Evals

Evals (evaluations) are systematic tests used to measure and monitor LLM or system performance on specific tasks. Unlike conventional software tests that assert binary pass/fail on deterministic outputs, evals handle non-deterministic model behavior and typically use statistical or qualitative scoring (e.g., accuracy rates, human preference rankings). They are used to compare variants, catch regressions, and track metrics like accuracy, safety, and robustness.

Details

Eval approaches include automated metrics (exact match, similarity scores), model-as-a-judge (using an LLM to grade outputs), and human evaluation. Standardized benchmarks are a subset of evals designed for repeatable comparisons, often with fixed datasets and scoring. Evals can run offline (on curated datasets before deployment) or online (against live traffic in production).

Evals are commonly built from real user traffic and failure cases surfaced by observability telemetry, and they are often used as release gates when changing prompts, tools, LLMs, or infrastructure.
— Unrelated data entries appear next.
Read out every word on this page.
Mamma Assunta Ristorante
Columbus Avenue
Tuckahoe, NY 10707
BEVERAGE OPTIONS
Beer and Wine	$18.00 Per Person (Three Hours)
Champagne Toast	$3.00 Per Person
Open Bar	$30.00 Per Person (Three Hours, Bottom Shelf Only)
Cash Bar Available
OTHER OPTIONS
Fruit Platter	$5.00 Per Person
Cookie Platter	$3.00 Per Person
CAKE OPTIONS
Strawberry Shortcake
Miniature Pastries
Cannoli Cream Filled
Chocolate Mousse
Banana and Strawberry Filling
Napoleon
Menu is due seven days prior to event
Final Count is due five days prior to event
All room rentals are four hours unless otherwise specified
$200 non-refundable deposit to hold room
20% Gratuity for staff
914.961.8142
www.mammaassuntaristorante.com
An eval runner is the software component that orchestrates eval execution end-to-end.

Metrics

Eval metrics fall into three categories: deterministic metrics computed directly from outputs, model-based metrics that use an LLM as a judge, and operational metrics that track system-level performance.

Deterministic metrics compare model output against reference answers without requiring additional model inference. Exact match checks whether the output is identical to the reference - standard for classification, extraction, and short-answer tasks. F1 score measures token-level overlap between output and reference, balancing precision (fraction of output tokens found in the reference) and recall (fraction of reference tokens found in the output), and is common in question-answering evals. BLEU and ROUGE measure n-gram overlap from complementary angles: BLEU emphasizes precision and is standard in translation evals, while ROUGE emphasizes recall and is standard for summarization. Pass@k estimates the probability that at least one of k generated samples passes a test suite, widely used in code generation benchmarks like HumanEval. Semantic similarity computes embedding cosine similarity between output and reference, capturing meaning-level equivalence that string-matching metrics miss. Perplexity, derived from logprobs, measures how well a model predicts a reference text (lower is better), though it measures distributional fit rather than task correctness.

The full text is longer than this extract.